Si ricorda inoltre che è possibile richiedere nell’area libera del portale, oltre che nell’area riservata, il prospetto informativo, un documento in cui sono indicati i carichi “definibili” e quelli “non definibili”, in base alle informazioni fornite dagli enti creditori all’atto dell’affidamento all’Agente della riscossione.

Vantaggi e svantaggi della definizione agevolata delle cartelle esattoriali

La definizione agevolata offre numerosi vantaggi a chi decide di aderire. In primo luogo infatti questa prevede un sconto sul debito di ogni contribuente.
Ma questa è solo uno dei privilegi che spetta ai soggetti interessati: è prevista anche la sospensione delle scadenze delle rate previste dalla precedente rottamazione o da precedenti piani dilazionatori concessi da Agenzia delle Entrate Riscossione al di fuori di qualsiasi sanatoria.

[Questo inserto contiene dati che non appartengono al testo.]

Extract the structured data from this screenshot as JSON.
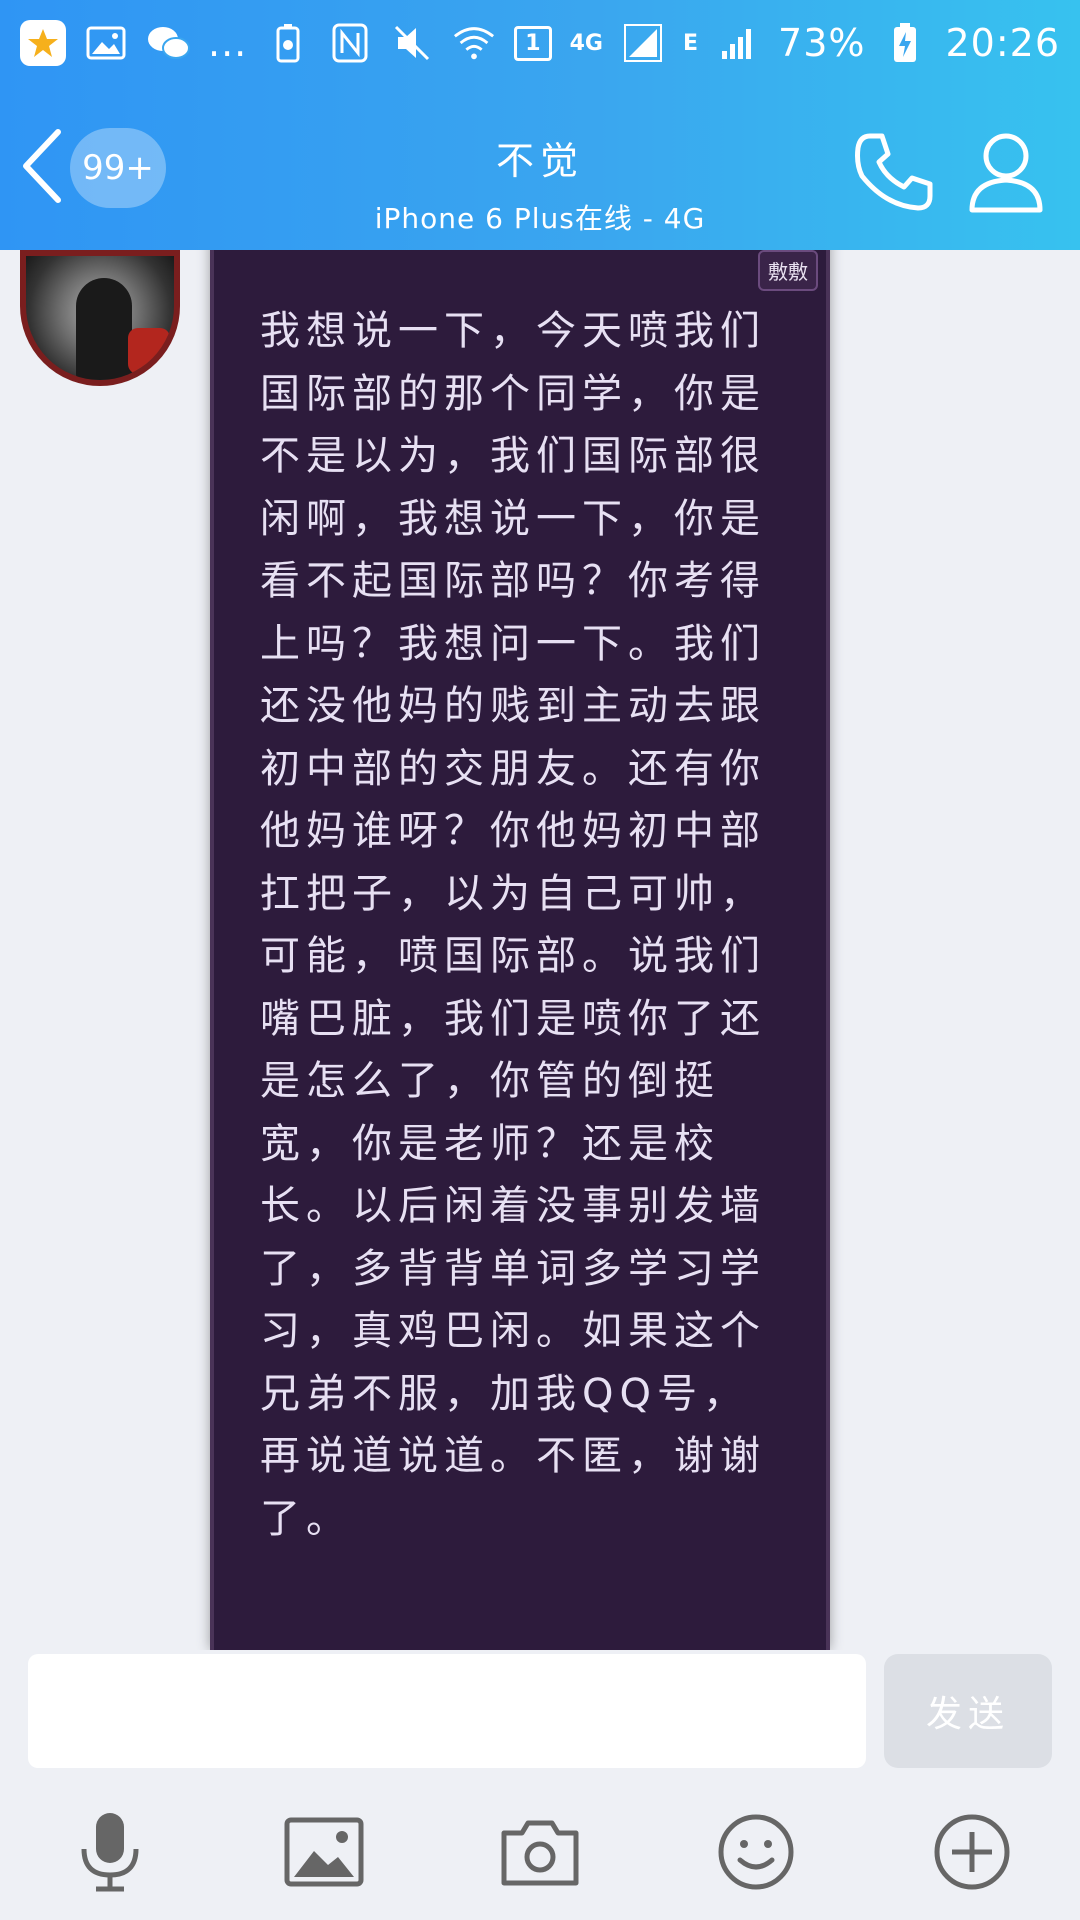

Inoltre nell’attesa che la pratica di rottamazione venga accolta, tutti i debiti del contribuente vengono sospesi. Il concessionario non potrà avviare nuove azioni di recupero forzato delle somme relative alle cartelle inserite nel modulo di definizione agevolata.

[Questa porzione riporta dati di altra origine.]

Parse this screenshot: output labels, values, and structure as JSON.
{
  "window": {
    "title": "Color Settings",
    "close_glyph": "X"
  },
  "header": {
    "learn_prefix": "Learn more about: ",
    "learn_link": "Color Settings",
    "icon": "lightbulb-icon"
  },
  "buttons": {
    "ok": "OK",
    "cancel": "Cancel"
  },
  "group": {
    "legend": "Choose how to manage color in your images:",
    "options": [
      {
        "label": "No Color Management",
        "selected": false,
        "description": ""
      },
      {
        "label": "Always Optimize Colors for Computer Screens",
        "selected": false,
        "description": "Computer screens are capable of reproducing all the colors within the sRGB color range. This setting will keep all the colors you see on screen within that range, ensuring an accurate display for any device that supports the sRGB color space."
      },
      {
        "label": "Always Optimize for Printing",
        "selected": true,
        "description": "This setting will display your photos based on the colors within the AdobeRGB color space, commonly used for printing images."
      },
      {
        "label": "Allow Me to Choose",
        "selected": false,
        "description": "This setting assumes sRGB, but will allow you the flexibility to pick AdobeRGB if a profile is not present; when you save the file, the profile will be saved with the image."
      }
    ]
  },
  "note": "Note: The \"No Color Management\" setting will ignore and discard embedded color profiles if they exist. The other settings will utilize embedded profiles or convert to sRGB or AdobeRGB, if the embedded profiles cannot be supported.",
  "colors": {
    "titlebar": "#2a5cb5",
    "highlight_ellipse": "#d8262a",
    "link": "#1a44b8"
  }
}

Non potrà inoltre mettere in atto procedure di recupero coattivo che sono partite precedentemente e che si riferiscono sempre a quelle cartelle che si vuole rottamare.
Non ci sono però solo aspetti positivi, infatti numerose critiche sono arrivate dalle Regioni contro la definizione agevolata, in quanto questa secondo gli enti locali violerebbe la potestà legislativa.

Vantaggi e svantaggi, inoltre, dipendono dalla specifica situazione del contribuente e sarà fondamentale rispettare le scadenze per il pagamento delle rate.
Per chi non presenterà domanda di rottamazione, si ricorda, resta un’ulteriore possibilità: quella di rateizzare il debito beneficiando della dilazione fino a 72 rate e di 10 anni per i contribuenti con problemi economici.